Por essa razão, eu não acredito que nenhuma empresa seja uma família – a não ser que você seja herdeiro de uma que tem o seu sobrenome, claro – e não acho saudável pensar que ela é. Confunde. Isso frustra muito quando se tem que demitir aqueles “membros da família” em um corte porque as margens não alcançam. Os assédios que existem não deveriam acontecer em uma família. Se este é um argumento que faz as pessoas produzirem mais contentes, quando estes laços são destruídos em layoffs, o entendimento é o de que aquela família não te quer mais. E, por razões nada afetivas, tipo “o número não está bom”, ou “você não tem performado”, ou “estamos fazendo uma restruturação”. Ao me deparar com tantas demissões – um passeio pelo LinkedIn nos mostra a quantidade de crachás acompanhados de textões de despedida que cortam o coração – me parece um desserviço uma empresa adotar esta narrativa. E uma crueldade também.

É perverso porque pela nossa família nos doamos à morte, se necessário. Quando a empresa faz você crer que faz parte do clã, ela se coloca no mesmo patamar do que você tem de mais precioso.

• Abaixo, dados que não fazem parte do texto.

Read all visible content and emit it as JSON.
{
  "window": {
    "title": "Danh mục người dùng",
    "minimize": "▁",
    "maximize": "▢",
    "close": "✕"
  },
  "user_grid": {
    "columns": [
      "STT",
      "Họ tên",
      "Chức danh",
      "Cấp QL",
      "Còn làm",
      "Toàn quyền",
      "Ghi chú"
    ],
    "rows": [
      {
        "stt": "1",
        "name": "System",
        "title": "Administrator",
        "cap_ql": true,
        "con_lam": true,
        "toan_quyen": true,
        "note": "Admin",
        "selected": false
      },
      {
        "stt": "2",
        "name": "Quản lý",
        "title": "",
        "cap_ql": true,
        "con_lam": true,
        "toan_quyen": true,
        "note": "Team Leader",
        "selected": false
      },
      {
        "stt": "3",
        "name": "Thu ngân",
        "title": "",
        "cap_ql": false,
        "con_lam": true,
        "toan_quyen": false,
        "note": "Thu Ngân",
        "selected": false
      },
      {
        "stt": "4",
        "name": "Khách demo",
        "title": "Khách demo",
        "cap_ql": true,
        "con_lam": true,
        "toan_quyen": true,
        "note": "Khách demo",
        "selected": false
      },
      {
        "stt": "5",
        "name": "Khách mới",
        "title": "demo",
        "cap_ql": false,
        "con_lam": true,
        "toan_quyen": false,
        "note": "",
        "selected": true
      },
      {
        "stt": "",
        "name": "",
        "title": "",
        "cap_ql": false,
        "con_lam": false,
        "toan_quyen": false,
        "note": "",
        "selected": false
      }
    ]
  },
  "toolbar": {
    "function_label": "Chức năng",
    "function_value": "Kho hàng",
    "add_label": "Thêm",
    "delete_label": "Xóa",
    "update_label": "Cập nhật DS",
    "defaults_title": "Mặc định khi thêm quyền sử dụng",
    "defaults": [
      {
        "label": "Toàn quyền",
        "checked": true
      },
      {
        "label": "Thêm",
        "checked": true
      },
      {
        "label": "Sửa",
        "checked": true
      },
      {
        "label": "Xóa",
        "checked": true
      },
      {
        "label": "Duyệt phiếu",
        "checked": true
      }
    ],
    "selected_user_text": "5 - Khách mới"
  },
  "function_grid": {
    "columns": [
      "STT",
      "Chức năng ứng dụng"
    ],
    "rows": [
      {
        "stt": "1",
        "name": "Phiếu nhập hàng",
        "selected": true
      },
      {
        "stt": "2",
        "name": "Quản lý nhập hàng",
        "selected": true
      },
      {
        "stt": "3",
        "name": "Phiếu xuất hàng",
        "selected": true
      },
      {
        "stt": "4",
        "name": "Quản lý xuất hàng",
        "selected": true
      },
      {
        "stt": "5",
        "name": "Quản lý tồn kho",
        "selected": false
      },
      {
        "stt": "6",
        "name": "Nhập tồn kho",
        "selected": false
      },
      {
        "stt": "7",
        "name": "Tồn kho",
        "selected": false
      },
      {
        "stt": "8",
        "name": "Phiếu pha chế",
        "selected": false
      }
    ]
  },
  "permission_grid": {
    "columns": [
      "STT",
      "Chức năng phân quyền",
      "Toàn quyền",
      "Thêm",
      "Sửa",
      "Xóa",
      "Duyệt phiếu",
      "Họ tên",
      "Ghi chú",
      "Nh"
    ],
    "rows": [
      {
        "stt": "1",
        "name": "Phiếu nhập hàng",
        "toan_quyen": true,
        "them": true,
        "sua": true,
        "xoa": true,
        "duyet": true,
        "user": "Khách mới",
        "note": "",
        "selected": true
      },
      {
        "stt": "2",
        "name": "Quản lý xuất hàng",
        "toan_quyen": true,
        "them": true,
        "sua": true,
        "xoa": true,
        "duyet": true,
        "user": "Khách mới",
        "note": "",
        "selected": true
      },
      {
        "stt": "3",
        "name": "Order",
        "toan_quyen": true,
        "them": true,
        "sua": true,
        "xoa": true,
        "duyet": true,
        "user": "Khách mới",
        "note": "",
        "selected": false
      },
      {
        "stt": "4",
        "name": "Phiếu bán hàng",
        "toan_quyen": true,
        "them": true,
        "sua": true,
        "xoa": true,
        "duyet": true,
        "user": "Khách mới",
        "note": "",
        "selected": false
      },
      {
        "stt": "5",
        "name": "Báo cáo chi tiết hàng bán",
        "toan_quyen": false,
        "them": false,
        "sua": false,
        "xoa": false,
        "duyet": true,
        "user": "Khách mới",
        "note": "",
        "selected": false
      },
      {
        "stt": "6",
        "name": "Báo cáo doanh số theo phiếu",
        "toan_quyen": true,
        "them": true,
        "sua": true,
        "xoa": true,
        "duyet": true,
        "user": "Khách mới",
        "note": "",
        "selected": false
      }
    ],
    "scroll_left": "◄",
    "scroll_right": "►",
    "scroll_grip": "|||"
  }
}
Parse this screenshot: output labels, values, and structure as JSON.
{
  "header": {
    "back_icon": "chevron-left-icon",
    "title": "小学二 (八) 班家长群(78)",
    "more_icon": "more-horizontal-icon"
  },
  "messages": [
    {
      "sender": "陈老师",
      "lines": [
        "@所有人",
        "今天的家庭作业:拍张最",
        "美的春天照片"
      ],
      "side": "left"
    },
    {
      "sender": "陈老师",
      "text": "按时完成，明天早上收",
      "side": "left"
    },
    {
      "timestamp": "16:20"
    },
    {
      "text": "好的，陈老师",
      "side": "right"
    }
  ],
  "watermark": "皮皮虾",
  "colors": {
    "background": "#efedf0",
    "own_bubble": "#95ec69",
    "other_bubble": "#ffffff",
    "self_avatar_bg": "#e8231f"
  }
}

Ninguém precisa amar o/a chefe, ou o/a dono/a da empresa e vice-versa. Seria, sim, desejável que ele/a tenha valores parecidos aos seus e por isso vocês se respeitam: pelas trajetórias, pela forma como tratam os demais, pelos exemplos e atitudes. Respeitar o outro tem que ser obrigatório em qualquer relação, tendo ela laços afetivos ou não.

Assim, se a empresa propaga que os seus colaboradores fazem parte de uma família, desconfie, para o seu bem. É uma forma de fazê-lo sentir que pertence a uma entidade maior que a empresa que está ali pagando o seu salário e dando lucro. Isso não o impede de adorar o lugar em que você está, seus colegas, seus chefes. É bem melhor que seja assim, já que passa bastante tempo com eles.

No entanto, uma relação de trabalho é uma relação de troca e de colaboração entre adultos com histórias, experiências e famílias muito diversas. Essa é a beleza de se trabalhar em equipe: o entendimento que viemos de lugares diferentes, mas buscamos um resultado comum, que deve ser pago de forma justa e numa jornada de trabalho que garanta tempo para que você possa curtir os seus amigos ou a sua família. Essa, sim, de verdade.